NORTH EAST – A proposed ordinance regulating the placement of giant wind turbines is generating a new round of debate in North East Township, where a Texas-based development company plans to build the region’s first commercial wind farm.
Township supervisors recently revised the ordinance to increase minimum setbacks between turbines and neighboring property lines.
But the ordinance doesn’t go far enough to protect neighbors from shadows, noise and even physical harm, said Matt Putman, of Neighbors for a Responsible North East. The group is pushing for still-tighter reins on turbine placement.
“As this ordinance is written, the turbines will be a public safety risk,” Putman said. “Ice could be thrown from a blade onto a road or onto someone’s property where they might be out for a casual walk.”

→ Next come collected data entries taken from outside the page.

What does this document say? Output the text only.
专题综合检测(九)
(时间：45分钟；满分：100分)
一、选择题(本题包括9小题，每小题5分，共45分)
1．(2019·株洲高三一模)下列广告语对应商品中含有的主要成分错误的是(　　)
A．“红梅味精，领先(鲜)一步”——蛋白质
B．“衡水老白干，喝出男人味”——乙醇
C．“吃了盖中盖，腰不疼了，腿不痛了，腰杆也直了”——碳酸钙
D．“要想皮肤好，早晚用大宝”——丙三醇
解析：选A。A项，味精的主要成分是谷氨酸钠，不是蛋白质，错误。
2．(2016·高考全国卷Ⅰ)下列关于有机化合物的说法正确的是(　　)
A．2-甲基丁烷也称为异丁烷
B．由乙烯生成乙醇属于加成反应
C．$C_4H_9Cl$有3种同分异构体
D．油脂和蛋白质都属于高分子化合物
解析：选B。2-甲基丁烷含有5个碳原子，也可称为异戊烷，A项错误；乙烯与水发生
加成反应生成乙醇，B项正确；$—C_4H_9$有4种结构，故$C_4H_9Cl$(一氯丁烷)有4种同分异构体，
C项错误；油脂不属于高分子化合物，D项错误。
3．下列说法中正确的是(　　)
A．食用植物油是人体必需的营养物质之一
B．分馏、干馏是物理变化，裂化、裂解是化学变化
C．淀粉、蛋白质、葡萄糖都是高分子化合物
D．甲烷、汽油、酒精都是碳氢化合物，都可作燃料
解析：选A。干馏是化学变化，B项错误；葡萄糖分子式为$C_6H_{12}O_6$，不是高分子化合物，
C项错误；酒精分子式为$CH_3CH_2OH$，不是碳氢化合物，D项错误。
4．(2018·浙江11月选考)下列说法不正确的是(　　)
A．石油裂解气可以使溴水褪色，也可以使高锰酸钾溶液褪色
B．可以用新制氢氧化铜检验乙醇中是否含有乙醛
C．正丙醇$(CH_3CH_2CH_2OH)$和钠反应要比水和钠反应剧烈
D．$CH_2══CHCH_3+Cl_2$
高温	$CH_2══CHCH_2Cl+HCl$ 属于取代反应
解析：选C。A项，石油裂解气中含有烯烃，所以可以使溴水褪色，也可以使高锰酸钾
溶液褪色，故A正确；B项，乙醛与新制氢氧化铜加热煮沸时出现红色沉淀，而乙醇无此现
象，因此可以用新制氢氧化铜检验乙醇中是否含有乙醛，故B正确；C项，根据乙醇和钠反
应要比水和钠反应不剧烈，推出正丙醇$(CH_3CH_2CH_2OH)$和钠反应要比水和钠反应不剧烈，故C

The turbines, which are expected to be about 450 feet high, will also cause unwanted noise and shadows, Putman said. Neighbors additionally worry about deflated property values.
“We’re being told that a 50-story structure somehow is not going to be obtrusive and is not going to affect property values,” Jon Peters said. Peters and his wife own a home and 10 acres near Interstate 90 in North East. “The reality is that they’re putting these things in neighborhoods, not in agricultural districts, and they’re going to affect our homes.”

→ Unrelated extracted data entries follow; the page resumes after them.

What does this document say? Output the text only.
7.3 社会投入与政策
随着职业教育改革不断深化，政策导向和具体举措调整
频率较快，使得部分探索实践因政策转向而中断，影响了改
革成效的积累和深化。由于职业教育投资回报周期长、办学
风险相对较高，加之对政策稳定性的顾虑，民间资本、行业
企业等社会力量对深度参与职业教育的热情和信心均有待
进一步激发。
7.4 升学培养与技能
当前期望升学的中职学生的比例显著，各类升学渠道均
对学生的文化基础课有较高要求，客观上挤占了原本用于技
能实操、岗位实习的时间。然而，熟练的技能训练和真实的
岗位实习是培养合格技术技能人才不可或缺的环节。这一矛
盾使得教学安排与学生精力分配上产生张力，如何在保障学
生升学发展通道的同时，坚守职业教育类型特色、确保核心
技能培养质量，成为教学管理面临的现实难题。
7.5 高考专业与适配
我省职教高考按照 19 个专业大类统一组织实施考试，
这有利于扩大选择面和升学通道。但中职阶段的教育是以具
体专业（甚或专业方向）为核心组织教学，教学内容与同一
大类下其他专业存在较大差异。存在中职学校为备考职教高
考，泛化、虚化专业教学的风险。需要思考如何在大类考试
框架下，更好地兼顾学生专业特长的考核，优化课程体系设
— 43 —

The township ordinance would confine commercial wind farms to the southern part of the township, in an area roughly bounded by Interstate 90, Williams Road and the New York state line, excepting the Route 89 corridor.
The ordinance would require turbines to be set back from neighboring homes by a distance equal to five times the turbine’s hub height, or its height not counting its blades. A 275-foot turbine could not be built within 1,375 feet of a home.
The setback between turbines and neighboring property lines was increased earlier this month from 1.1 to 1.75 times the turbine’s total height, including the highest point of its blades. By the new formula, a 450-foot turbine could not be built within 787.5 feet of a neighboring property.
The earlier formula would have allowed construction within 495 feet.
The ordinance adequately protects nearby homes and property values, said developer Johnny Walker, of Pioneer Green Energy. The company, based in Austin, Texas, plans to build eight to 12 commercial wind turbines in North East Township. Construction could begin later this year, Walker said.
“In Somerset, where they have in the neighborhood of 20 wind projects on the ground, they’ve had an uptick in tourism and have never seen property devalue or trickle down at all,” Walker said.
Pioneer Green Energy originally planned to build a much larger wind farm locally but scaled the project back because of uncertainty about federal subsidies for wind energy development, Walker said.